Scott Healy is an American pianist, keyboardist and composer best known as the keyboardist for Conan O'Brien. He was the keyboard player for the Jimmy Vivino and the Basic Cable Band on Conan on TBS. His association with O'Brien dates back to the original Late Night with Conan O'Brien show in 1993, and the subsequent The Tonight Show with Conan O'Brien. He was nominated for a Grammy for 'Best Instrumental Composition' for 'Koko On The Boulevard'

== Early life ==
Healy was raised in Cleveland, Ohio and is an alumnus of Hawken School. As a teenager Healy studied with the renowned piano teacher James Tannenbaum at The Cleveland Institute of Music. Following this, Healy attended the Eastman School of Music where he graduated with a degree in composition and piano. While there he studied with Samuel Adler, Joseph Schwantner, Rayburn Wright and Warren Benson.

==Career==
Healy is active on both coasts as a jazz and rock keyboardist, a session pianist, organist and accordionist, and a composer, arranger and producer. His performing and recording credits include many of the greats in rock, blues, R&B and jazz, including Bruce Springsteen, Bonnie Raitt, Al Green, B. B. King, Jackson Browne, Levon Helm, Son Seals, Hubert Sumlin, Max Weinberg, Branford Marsalis, and Tony Bennett. Healy also scores feature films, produces records, and leads his ten-piece jazz group, The Scott Healy Ensemble, and various contemporary music composing projects and commissions. His composing and arranging credits include the Portland Maine Symphony Orchestra, the Aspen Contemporary Ensemble, and the Mel Lewis Orchestra, as well as recording artists Ricky Martin and Christina Aguilera.

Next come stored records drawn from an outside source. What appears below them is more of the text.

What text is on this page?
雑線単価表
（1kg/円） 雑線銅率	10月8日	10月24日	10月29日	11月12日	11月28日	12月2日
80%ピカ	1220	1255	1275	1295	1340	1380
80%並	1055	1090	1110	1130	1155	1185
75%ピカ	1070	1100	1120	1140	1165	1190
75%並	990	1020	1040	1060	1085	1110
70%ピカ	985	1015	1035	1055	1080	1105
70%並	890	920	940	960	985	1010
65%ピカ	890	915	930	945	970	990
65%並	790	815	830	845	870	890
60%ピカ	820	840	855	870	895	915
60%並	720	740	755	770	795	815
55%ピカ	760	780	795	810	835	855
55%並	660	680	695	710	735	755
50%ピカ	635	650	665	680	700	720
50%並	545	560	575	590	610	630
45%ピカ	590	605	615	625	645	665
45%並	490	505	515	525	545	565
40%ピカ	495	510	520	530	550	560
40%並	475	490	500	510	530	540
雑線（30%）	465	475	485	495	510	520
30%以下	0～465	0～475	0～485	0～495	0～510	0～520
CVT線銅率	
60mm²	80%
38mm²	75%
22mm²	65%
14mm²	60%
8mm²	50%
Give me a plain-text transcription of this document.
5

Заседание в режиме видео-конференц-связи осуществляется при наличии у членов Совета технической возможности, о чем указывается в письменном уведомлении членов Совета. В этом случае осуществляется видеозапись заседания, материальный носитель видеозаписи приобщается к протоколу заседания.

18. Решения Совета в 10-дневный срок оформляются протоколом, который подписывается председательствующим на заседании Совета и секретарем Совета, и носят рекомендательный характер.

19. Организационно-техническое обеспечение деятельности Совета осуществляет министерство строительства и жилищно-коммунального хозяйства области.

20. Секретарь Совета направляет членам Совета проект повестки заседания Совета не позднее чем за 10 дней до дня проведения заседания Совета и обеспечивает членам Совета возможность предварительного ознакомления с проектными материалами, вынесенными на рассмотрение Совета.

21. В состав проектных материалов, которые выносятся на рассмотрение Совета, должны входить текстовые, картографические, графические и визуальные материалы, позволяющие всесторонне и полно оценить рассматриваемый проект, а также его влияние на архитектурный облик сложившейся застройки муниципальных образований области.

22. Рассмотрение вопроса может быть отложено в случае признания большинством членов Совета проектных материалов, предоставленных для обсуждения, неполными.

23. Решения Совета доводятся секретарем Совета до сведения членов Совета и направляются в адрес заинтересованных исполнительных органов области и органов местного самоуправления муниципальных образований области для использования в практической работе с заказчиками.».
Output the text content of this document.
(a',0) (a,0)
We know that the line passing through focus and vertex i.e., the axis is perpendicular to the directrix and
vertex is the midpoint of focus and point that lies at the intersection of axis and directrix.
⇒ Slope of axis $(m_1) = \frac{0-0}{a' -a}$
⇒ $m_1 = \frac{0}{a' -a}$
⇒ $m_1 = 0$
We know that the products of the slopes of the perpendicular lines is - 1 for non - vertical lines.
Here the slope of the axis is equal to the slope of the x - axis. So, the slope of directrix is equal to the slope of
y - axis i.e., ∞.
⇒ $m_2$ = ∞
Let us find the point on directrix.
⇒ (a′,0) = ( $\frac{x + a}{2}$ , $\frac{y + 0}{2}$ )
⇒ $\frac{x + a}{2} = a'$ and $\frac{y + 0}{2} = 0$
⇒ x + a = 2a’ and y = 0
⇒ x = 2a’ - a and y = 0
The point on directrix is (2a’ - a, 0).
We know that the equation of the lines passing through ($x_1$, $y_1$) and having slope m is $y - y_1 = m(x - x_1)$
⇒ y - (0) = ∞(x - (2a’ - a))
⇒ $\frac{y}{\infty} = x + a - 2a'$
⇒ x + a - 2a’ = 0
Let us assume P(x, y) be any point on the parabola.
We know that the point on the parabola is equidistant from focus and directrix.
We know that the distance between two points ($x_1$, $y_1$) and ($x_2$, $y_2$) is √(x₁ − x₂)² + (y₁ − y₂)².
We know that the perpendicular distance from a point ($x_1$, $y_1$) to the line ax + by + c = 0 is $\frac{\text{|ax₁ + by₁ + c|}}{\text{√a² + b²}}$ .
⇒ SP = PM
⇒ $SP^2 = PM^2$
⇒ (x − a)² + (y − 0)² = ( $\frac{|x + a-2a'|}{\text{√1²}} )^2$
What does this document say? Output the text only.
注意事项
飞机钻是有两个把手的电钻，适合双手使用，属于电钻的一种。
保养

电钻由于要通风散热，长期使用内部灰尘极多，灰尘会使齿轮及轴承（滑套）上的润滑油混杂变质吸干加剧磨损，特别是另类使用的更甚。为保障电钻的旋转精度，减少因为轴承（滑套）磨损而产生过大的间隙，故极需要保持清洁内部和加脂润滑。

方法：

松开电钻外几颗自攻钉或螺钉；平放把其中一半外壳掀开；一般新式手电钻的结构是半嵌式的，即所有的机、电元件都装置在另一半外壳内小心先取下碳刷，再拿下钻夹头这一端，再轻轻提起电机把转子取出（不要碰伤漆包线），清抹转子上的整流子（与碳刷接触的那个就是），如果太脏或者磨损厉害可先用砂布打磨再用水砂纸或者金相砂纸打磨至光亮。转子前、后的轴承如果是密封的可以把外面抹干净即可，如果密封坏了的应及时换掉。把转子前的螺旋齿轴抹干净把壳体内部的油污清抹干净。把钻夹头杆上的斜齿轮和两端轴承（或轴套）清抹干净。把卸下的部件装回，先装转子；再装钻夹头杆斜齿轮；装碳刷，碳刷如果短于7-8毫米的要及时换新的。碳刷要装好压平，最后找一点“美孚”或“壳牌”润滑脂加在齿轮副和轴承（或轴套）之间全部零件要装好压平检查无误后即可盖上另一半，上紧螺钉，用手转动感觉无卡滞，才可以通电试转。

In 2012, Healy, in conjunction with guitarist Glenn Alexander, released their album Northern Light as the Scott Healy-Glenn Alexander Quartet, a project the pair started in 1991. Alexander attributed the renewed enthusiasm for finishing the album to positive reception from students in his class at Sarah Lawrence College.

In early 2013 he released his second large ensemble record, Hudson City Suite by The Scott Healy Ensemble, which features Tim Hagans on trumpet, Scott on piano, and an eleven-piece ensemble.

His monthly column, "Session Sensei" appeared in Keyboard Magazine for over five years and provided real world advice on performing, studio work, the music business and professional life in general. In addition he wrote many feature articles on artists and bands, as well as lessons on rock, jazz and blues piano and organ for Keyboard. His jazz composition blog, professorscosco, deals with advanced topics in music theory, arranging and orchestration. In the 1980s he taught at the New School for Social Research in New York City, and was an associate professor at Sarah Lawrence College in Bronxville, NY from 1990 through 2001.

== Recognition ==
He was nominated for a Grammy for 'Best Instrumental Composition' for 'Koko On The Boulevard'. He has received awards from BMI, The National Endowment for the Arts, and the "Distinguished Artist" award from the New Jersey State Council on the Arts.